«Simply Put», la chronique hebdomadaire de l'équipe Multi Asset Group de Lombard Odier Investment Managers

Par Florian Ielpo, Head of Macro

 

Les points à retenir:

  • Depuis plusieurs semaines la structure par terme des taux réels progresse, pesant sur les performances obligataires.
  • Si en 2023 l’inflation dépassait les taux, soutenant les profits des grandes capitalisations, ce n’est désormais plus le cas.
  • Historiquement, lorsque les taux réels à court et long terme sont positifs, profits et valorisation se mettent à ralentir dans l’année qui suit – un élément à surveiller pour 2025.

Florian Ielpo

En filigrane des élections américaines qui ont bel-et-bien fini par passionner les marchés avec un peu de retard sur l’agenda habituel, la structure par terme des taux continue de progresser.
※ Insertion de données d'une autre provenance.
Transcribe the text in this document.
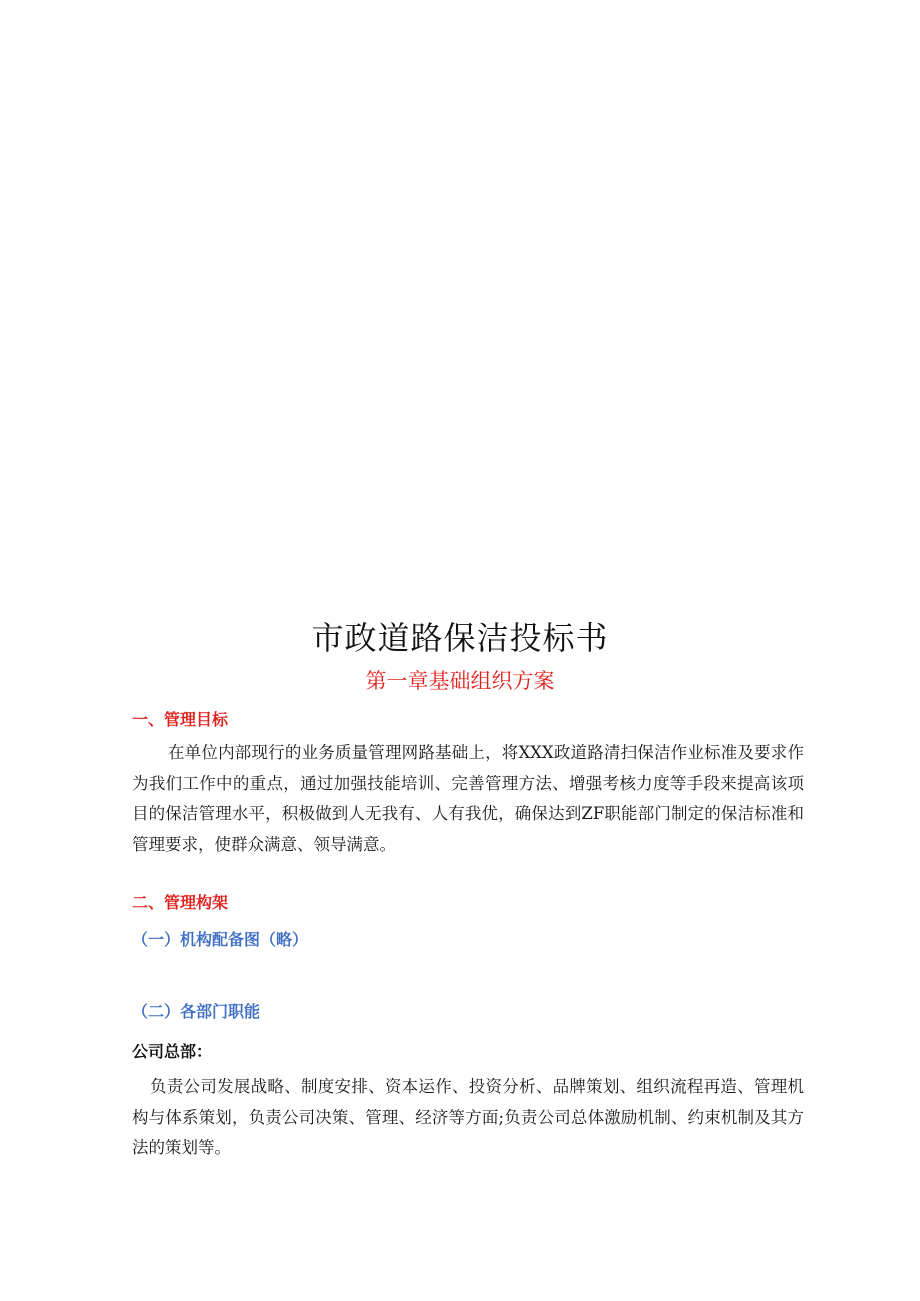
市政道路保洁投标书
第一章基础组织方案
一、管理目标
在单位内部现行的业务质量管理网路基础上，将XXX政道路清扫保洁作业标准及要求作为我们工作中的重点，通过加强技能培训、完善管理方法、增强考核力度等手段来提高该项目的保洁管理水平，积极做到人无我有、人有我优，确保达到ZF职能部门制定的保洁标准和管理要求，使群众满意、领导满意。
二、管理构架
（一）机构配备图（略）
（二）各部门职能
公司总部：
负责公司发展战略、制度安排、资本运作、投资分析、品牌策划、组织流程再造、管理机构与体系策划，负责公司决策、管理、经济等方面;负责公司总体激励机制、约束机制及其方法的策划等。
La décennie précédente a été marquée par une ère de taux réels négatifs, et ces taux négatifs ont profité aux portefeuilles diversifiés. Plus récemment, une nouvelle séquence a pu être observé avec des taux réels qui se normalisent, laissant les portefeuilles confrontés à leur remontée, à l’image de la couteuse année 2022. L’erreur commise alors a été de penser que des taux réels à 10 ans positifs allait peser fortement sur les profits des grandes capitalisations: en réalité, les taux sont restés inférieurs à l’inflation réalisée et les profits des entreprises qui ont su capter cette inflation se sont envolés. Récemment, les taux réels ont repris de l’altitude: sommes-nous à nouveau susceptibles de refaire la même erreur et de confondre taux réels réalisés et taux réels anticipés?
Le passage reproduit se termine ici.